No hay un consenso respecto a las razones detrás de la agresión de Villa: algunos apuntan que fue debido al reconocimiento del gobierno de Venustiano Carranza por Washington y en respuesta al apoyo yanqui a los carrancistas en la Batalla de Agua Prieta, en la que los villistas fueron duramente derrotados a finales de 1915; otros mencionan que fue un castigo contra un comerciante en Columbus que no les había entregado armamento y municiones ya pagados. Razones aparte, el asalto a aquel pequeño pueblo a escasos cinco kilómetros de la frontera con México, una de las poquísimas ocasiones en las que Estados Unidos ha sido agredido en su propio territorio, dejó ocho soldados y diez civiles estadounidenses muertos, así como el incendio y la destrucción de prácticamente todo el poblado.

Prontamente el gobierno de Woodrow Wilson ordenó una expedición punitiva en la que el ejército norteamericano invadió México en persecución de Villa.

Así, el 15 de marzo de 1916, diez mil soldados estadounidenses, bajo el mando del general John Pershing, cruzaron la frontera adentrándose en Chihuahua tras la pista del “Centauro del Norte”. Esto ocasionó una ola de repudio popular y una crisis diplomática entre los gobiernos de Carranza y Wilson. Las tropas norteamericanas establecieron su cuartel general en Colonia Dublán, muy cerca de Casas Grandes, y montaron otros cuarteles y campamentos en la zona al noroeste del estado.

En los primeros momentos de la campaña hubo varios enfrentamientos y escaramuzas entre estadounidenses y mexicanos, tanto villistas como constitucionalistas fieles a Carranza: el 19 de marzo el mismo Villa resultó herido en una pierna y pasó los siguientes meses ocultándose en una cueva y exitosamente evadiendo a sus perseguidores.

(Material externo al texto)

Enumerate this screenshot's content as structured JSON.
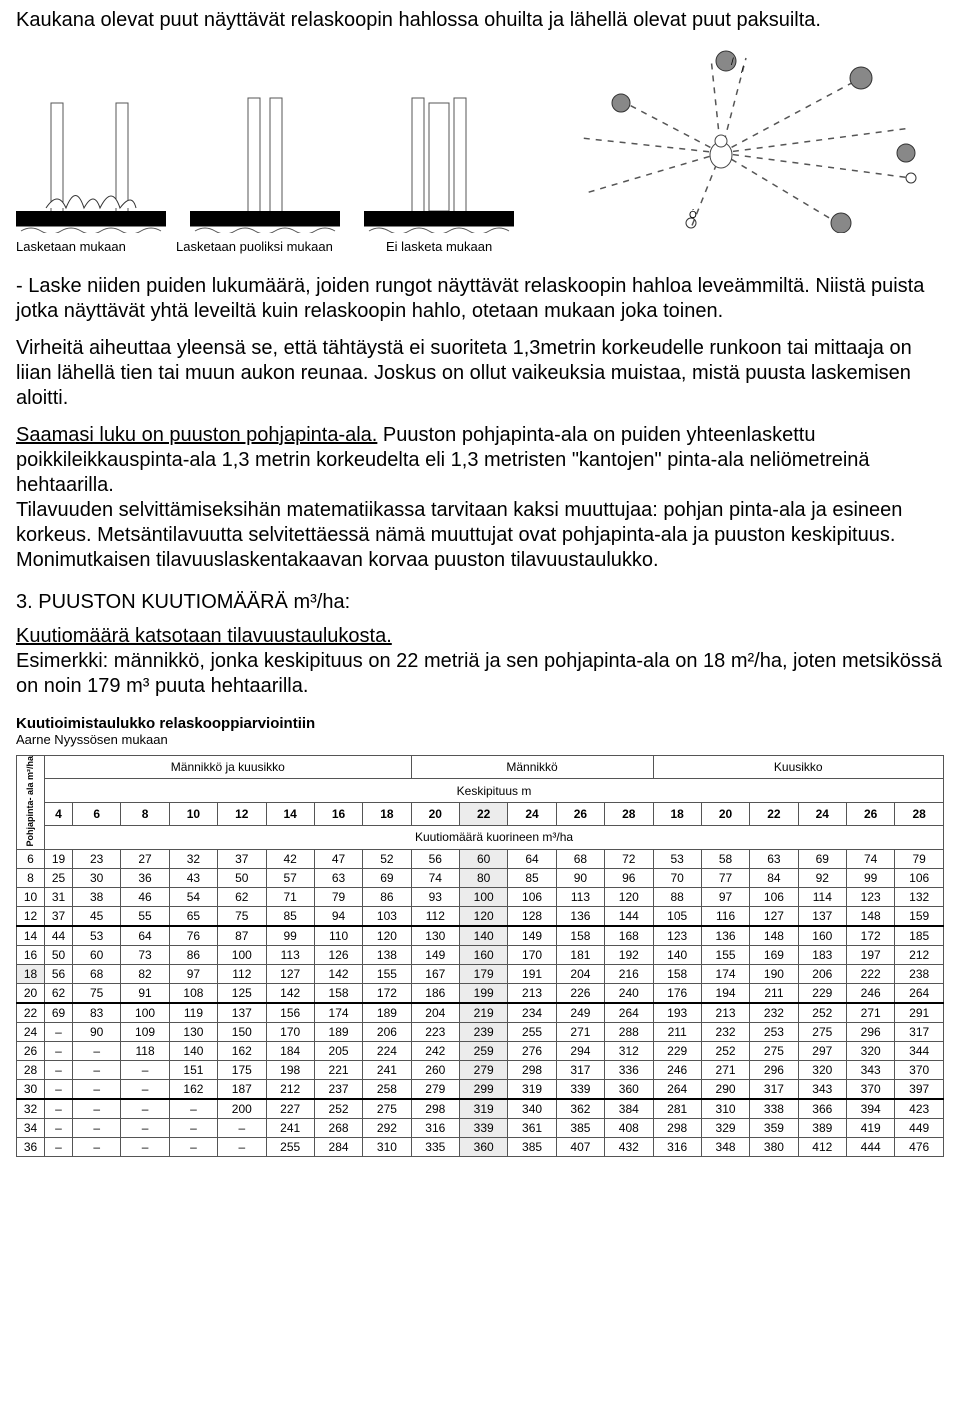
{
  "intro_para": "Kaukana olevat puut näyttävät relaskoopin hahlossa ohuilta ja lähellä olevat puut paksuilta.",
  "captions": {
    "c1": "Lasketaan mukaan",
    "c2": "Lasketaan puoliksi mukaan",
    "c3": "Ei lasketa mukaan"
  },
  "para2_a": "- Laske niiden puiden lukumäärä, joiden rungot näyttävät relaskoopin hahloa leveämmiltä. Niistä puista jotka näyttävät yhtä leveiltä kuin relaskoopin hahlo, otetaan mukaan joka toinen.",
  "para3": "Virheitä aiheuttaa yleensä se, että tähtäystä ei suoriteta 1,3metrin korkeudelle runkoon tai mittaaja on liian lähellä tien tai muun aukon reunaa. Joskus on ollut vaikeuksia muistaa, mistä puusta laskemisen aloitti.",
  "para4_a": "Saamasi luku on puuston pohjapinta-ala.",
  "para4_b": " Puuston pohjapinta-ala on puiden yhteenlaskettu poikkileikkauspinta-ala 1,3 metrin korkeudelta eli 1,3 metristen \"kantojen\" pinta-ala neliömetreinä hehtaarilla.",
  "para4_c": "Tilavuuden selvittämiseksihän matematiikassa tarvitaan kaksi muuttujaa: pohjan pinta-ala ja esineen korkeus. Metsäntilavuutta selvitettäessä nämä muuttujat ovat pohjapinta-ala ja puuston keskipituus. Monimutkaisen tilavuuslaskentakaavan korvaa puuston tilavuustaulukko.",
  "section3_title": "3.  PUUSTON KUUTIOMÄÄRÄ m³/ha:",
  "para5_a": "Kuutiomäärä katsotaan tilavuustaulukosta.",
  "para5_b": "Esimerkki: männikkö, jonka keskipituus on 22 metriä ja sen pohjapinta-ala on 18 m²/ha, joten metsikössä on noin 179 m³ puuta hehtaarilla.",
  "table": {
    "title": "Kuutioimistaulukko relaskooppiarviointiin",
    "subtitle": "Aarne Nyyssösen mukaan",
    "sidehead": "Pohjapinta-\nala m²/ha",
    "head_group1": "Männikkö ja kuusikko",
    "head_group2": "Männikkö",
    "head_group3": "Kuusikko",
    "head_mid": "Keskipituus m",
    "head_units": "Kuutiomäärä kuorineen m³/ha",
    "cols_a": [
      "4",
      "6",
      "8",
      "10",
      "12",
      "14",
      "16",
      "18",
      "20",
      "22",
      "24",
      "26",
      "28"
    ],
    "cols_b": [
      "18",
      "20",
      "22",
      "24",
      "26",
      "28"
    ],
    "rows": [
      {
        "h": "6",
        "a": [
          "19",
          "23",
          "27",
          "32",
          "37",
          "42",
          "47",
          "52",
          "56",
          "60",
          "64",
          "68",
          "72"
        ],
        "b": [
          "53",
          "58",
          "63",
          "69",
          "74",
          "79"
        ]
      },
      {
        "h": "8",
        "a": [
          "25",
          "30",
          "36",
          "43",
          "50",
          "57",
          "63",
          "69",
          "74",
          "80",
          "85",
          "90",
          "96"
        ],
        "b": [
          "70",
          "77",
          "84",
          "92",
          "99",
          "106"
        ]
      },
      {
        "h": "10",
        "a": [
          "31",
          "38",
          "46",
          "54",
          "62",
          "71",
          "79",
          "86",
          "93",
          "100",
          "106",
          "113",
          "120"
        ],
        "b": [
          "88",
          "97",
          "106",
          "114",
          "123",
          "132"
        ]
      },
      {
        "h": "12",
        "a": [
          "37",
          "45",
          "55",
          "65",
          "75",
          "85",
          "94",
          "103",
          "112",
          "120",
          "128",
          "136",
          "144"
        ],
        "b": [
          "105",
          "116",
          "127",
          "137",
          "148",
          "159"
        ]
      },
      {
        "h": "14",
        "a": [
          "44",
          "53",
          "64",
          "76",
          "87",
          "99",
          "110",
          "120",
          "130",
          "140",
          "149",
          "158",
          "168"
        ],
        "b": [
          "123",
          "136",
          "148",
          "160",
          "172",
          "185"
        ]
      },
      {
        "h": "16",
        "a": [
          "50",
          "60",
          "73",
          "86",
          "100",
          "113",
          "126",
          "138",
          "149",
          "160",
          "170",
          "181",
          "192"
        ],
        "b": [
          "140",
          "155",
          "169",
          "183",
          "197",
          "212"
        ]
      },
      {
        "h": "18",
        "a": [
          "56",
          "68",
          "82",
          "97",
          "112",
          "127",
          "142",
          "155",
          "167",
          "179",
          "191",
          "204",
          "216"
        ],
        "b": [
          "158",
          "174",
          "190",
          "206",
          "222",
          "238"
        ]
      },
      {
        "h": "20",
        "a": [
          "62",
          "75",
          "91",
          "108",
          "125",
          "142",
          "158",
          "172",
          "186",
          "199",
          "213",
          "226",
          "240"
        ],
        "b": [
          "176",
          "194",
          "211",
          "229",
          "246",
          "264"
        ]
      },
      {
        "h": "22",
        "a": [
          "69",
          "83",
          "100",
          "119",
          "137",
          "156",
          "174",
          "189",
          "204",
          "219",
          "234",
          "249",
          "264"
        ],
        "b": [
          "193",
          "213",
          "232",
          "252",
          "271",
          "291"
        ]
      },
      {
        "h": "24",
        "a": [
          "–",
          "90",
          "109",
          "130",
          "150",
          "170",
          "189",
          "206",
          "223",
          "239",
          "255",
          "271",
          "288"
        ],
        "b": [
          "211",
          "232",
          "253",
          "275",
          "296",
          "317"
        ]
      },
      {
        "h": "26",
        "a": [
          "–",
          "–",
          "118",
          "140",
          "162",
          "184",
          "205",
          "224",
          "242",
          "259",
          "276",
          "294",
          "312"
        ],
        "b": [
          "229",
          "252",
          "275",
          "297",
          "320",
          "344"
        ]
      },
      {
        "h": "28",
        "a": [
          "–",
          "–",
          "–",
          "151",
          "175",
          "198",
          "221",
          "241",
          "260",
          "279",
          "298",
          "317",
          "336"
        ],
        "b": [
          "246",
          "271",
          "296",
          "320",
          "343",
          "370"
        ]
      },
      {
        "h": "30",
        "a": [
          "–",
          "–",
          "–",
          "162",
          "187",
          "212",
          "237",
          "258",
          "279",
          "299",
          "319",
          "339",
          "360"
        ],
        "b": [
          "264",
          "290",
          "317",
          "343",
          "370",
          "397"
        ]
      },
      {
        "h": "32",
        "a": [
          "–",
          "–",
          "–",
          "–",
          "200",
          "227",
          "252",
          "275",
          "298",
          "319",
          "340",
          "362",
          "384"
        ],
        "b": [
          "281",
          "310",
          "338",
          "366",
          "394",
          "423"
        ]
      },
      {
        "h": "34",
        "a": [
          "–",
          "–",
          "–",
          "–",
          "–",
          "241",
          "268",
          "292",
          "316",
          "339",
          "361",
          "385",
          "408"
        ],
        "b": [
          "298",
          "329",
          "359",
          "389",
          "419",
          "449"
        ]
      },
      {
        "h": "36",
        "a": [
          "–",
          "–",
          "–",
          "–",
          "–",
          "255",
          "284",
          "310",
          "335",
          "360",
          "385",
          "407",
          "432"
        ],
        "b": [
          "316",
          "348",
          "380",
          "412",
          "444",
          "476"
        ]
      }
    ],
    "highlight_col_index": 9,
    "highlight_row_index": 6,
    "group_breaks": [
      4,
      8,
      13
    ]
  },
  "figure": {
    "ground_color": "#000000",
    "trunk_color": "#6b6b6b",
    "dash_color": "#555555",
    "node_color": "#777777"
  }
}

Simultáneamente, las autoridades mexicanas buscaban, de manera diplomática y sin éxito, que las tropas de Pershing salieran del país. La Batalla de El Carrizal del 21 de junio, en la que los norteamericanos fueron vencidos por tropas carrancistas, fue uno de los puntos más álgidos de la expedición.

Pese a las altas tensiones, a partir de esa derrota estadounidense se retomaron las negociaciones diplomáticas, ya que ninguna de las dos naciones quería que se desatara una guerra a gran escala. Washington le ordenó a Pershing parar todas las acciones ofensivas y que las tropas permanecieran en sus cuarteles.

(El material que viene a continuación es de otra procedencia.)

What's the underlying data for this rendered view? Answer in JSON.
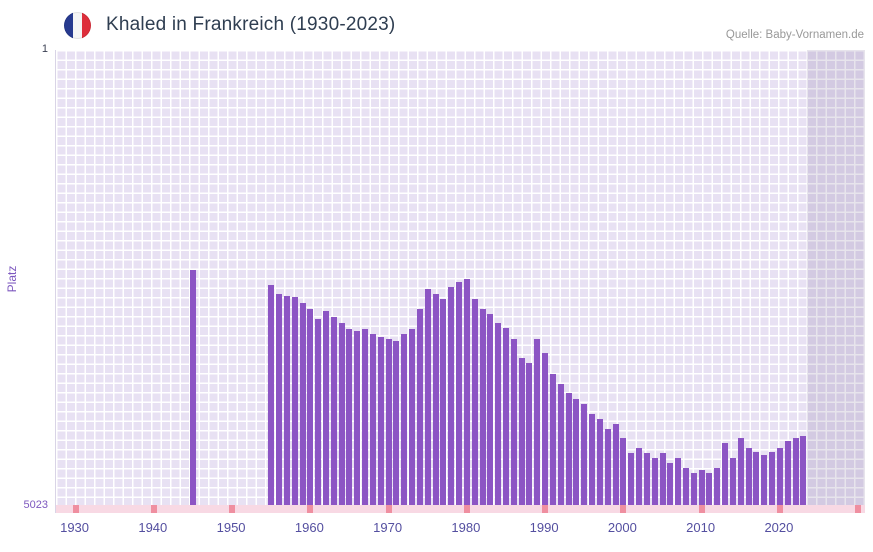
{
  "header": {
    "title": "Khaled in Frankreich (1930-2023)",
    "source": "Quelle: Baby-Vornamen.de",
    "flag_icon": "france-flag"
  },
  "y_axis_labels": {
    "title": "Platz",
    "top": "1",
    "bottom": "5023"
  },
  "chart_data": {
    "type": "bar",
    "title": "Khaled in Frankreich (1930-2023)",
    "xlabel": "",
    "ylabel": "Platz",
    "y_axis": {
      "min": 1,
      "max": 5023,
      "inverted": true,
      "top_label": "1",
      "bottom_label": "5023"
    },
    "x_range": [
      1930,
      2023
    ],
    "x_ticks": [
      "1930",
      "1940",
      "1950",
      "1960",
      "1970",
      "1980",
      "1990",
      "2000",
      "2010",
      "2020"
    ],
    "band_tick_years": [
      1930,
      1940,
      1950,
      1960,
      1970,
      1980,
      1990,
      2000,
      2010,
      2020,
      2030
    ],
    "shade_from_year": 2024,
    "colors": {
      "bar": "#8c55c4",
      "plot_background": "#e8e1f3",
      "grid_line": "#ffffff",
      "no_data_band": "#f8d9e4",
      "band_tick": "#ef8fa0",
      "future_shade": "rgba(106,86,137,0.16)",
      "x_label": "#544fa0",
      "y_label": "#7d58bf",
      "title": "#2f3e51",
      "source": "#999999"
    },
    "bars": [
      {
        "year": 1945,
        "rank": 2430
      },
      {
        "year": 1955,
        "rank": 2600
      },
      {
        "year": 1956,
        "rank": 2690
      },
      {
        "year": 1957,
        "rank": 2715
      },
      {
        "year": 1958,
        "rank": 2725
      },
      {
        "year": 1959,
        "rank": 2790
      },
      {
        "year": 1960,
        "rank": 2860
      },
      {
        "year": 1961,
        "rank": 2970
      },
      {
        "year": 1962,
        "rank": 2880
      },
      {
        "year": 1963,
        "rank": 2950
      },
      {
        "year": 1964,
        "rank": 3010
      },
      {
        "year": 1965,
        "rank": 3080
      },
      {
        "year": 1966,
        "rank": 3100
      },
      {
        "year": 1967,
        "rank": 3080
      },
      {
        "year": 1968,
        "rank": 3135
      },
      {
        "year": 1969,
        "rank": 3165
      },
      {
        "year": 1970,
        "rank": 3190
      },
      {
        "year": 1971,
        "rank": 3210
      },
      {
        "year": 1972,
        "rank": 3135
      },
      {
        "year": 1973,
        "rank": 3080
      },
      {
        "year": 1974,
        "rank": 2860
      },
      {
        "year": 1975,
        "rank": 2640
      },
      {
        "year": 1976,
        "rank": 2690
      },
      {
        "year": 1977,
        "rank": 2750
      },
      {
        "year": 1978,
        "rank": 2615
      },
      {
        "year": 1979,
        "rank": 2560
      },
      {
        "year": 1980,
        "rank": 2525
      },
      {
        "year": 1981,
        "rank": 2750
      },
      {
        "year": 1982,
        "rank": 2860
      },
      {
        "year": 1983,
        "rank": 2915
      },
      {
        "year": 1984,
        "rank": 3010
      },
      {
        "year": 1985,
        "rank": 3070
      },
      {
        "year": 1986,
        "rank": 3190
      },
      {
        "year": 1987,
        "rank": 3400
      },
      {
        "year": 1988,
        "rank": 3455
      },
      {
        "year": 1989,
        "rank": 3190
      },
      {
        "year": 1990,
        "rank": 3345
      },
      {
        "year": 1991,
        "rank": 3575
      },
      {
        "year": 1992,
        "rank": 3685
      },
      {
        "year": 1993,
        "rank": 3785
      },
      {
        "year": 1994,
        "rank": 3850
      },
      {
        "year": 1995,
        "rank": 3905
      },
      {
        "year": 1996,
        "rank": 4015
      },
      {
        "year": 1997,
        "rank": 4075
      },
      {
        "year": 1998,
        "rank": 4185
      },
      {
        "year": 1999,
        "rank": 4130
      },
      {
        "year": 2000,
        "rank": 4280
      },
      {
        "year": 2001,
        "rank": 4450
      },
      {
        "year": 2002,
        "rank": 4395
      },
      {
        "year": 2003,
        "rank": 4450
      },
      {
        "year": 2004,
        "rank": 4505
      },
      {
        "year": 2005,
        "rank": 4450
      },
      {
        "year": 2006,
        "rank": 4560
      },
      {
        "year": 2007,
        "rank": 4505
      },
      {
        "year": 2008,
        "rank": 4615
      },
      {
        "year": 2009,
        "rank": 4670
      },
      {
        "year": 2010,
        "rank": 4635
      },
      {
        "year": 2011,
        "rank": 4670
      },
      {
        "year": 2012,
        "rank": 4615
      },
      {
        "year": 2013,
        "rank": 4335
      },
      {
        "year": 2014,
        "rank": 4505
      },
      {
        "year": 2015,
        "rank": 4280
      },
      {
        "year": 2016,
        "rank": 4395
      },
      {
        "year": 2017,
        "rank": 4435
      },
      {
        "year": 2018,
        "rank": 4470
      },
      {
        "year": 2019,
        "rank": 4435
      },
      {
        "year": 2020,
        "rank": 4395
      },
      {
        "year": 2021,
        "rank": 4315
      },
      {
        "year": 2022,
        "rank": 4280
      },
      {
        "year": 2023,
        "rank": 4260
      }
    ]
  }
}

Finalmente, y tras once meses en México, la expedición punitiva fracasó en su objetivo de capturar a Villa.

Debido a las negociaciones diplomáticas y ante la inminencia de la entrada de Estados Unidos en la Primera Guerra Mundial, las tropas norteamericanas se retiraron del territorio mexicano el 5 de febrero de 1917. En los meses de inactividad entre la Batalla del Carrizal y ese momento fue que el ejército yanqui en Chihuahua enfocó su tiempo y esfuerzos a luchar en contra de nuevos adversarios: el hastío y aburrimiento. Pershing aprovechó ese tiempo para realizar ejercicios y entrenamiento que resultaron muy útiles meses después en la gran guerra al otro lado del Atlántico, pero también impulsó una serie de actividades de ocio como la organización de funciones diarias de cine o torneos de béisbol, futbol y polo en los principales cuarteles.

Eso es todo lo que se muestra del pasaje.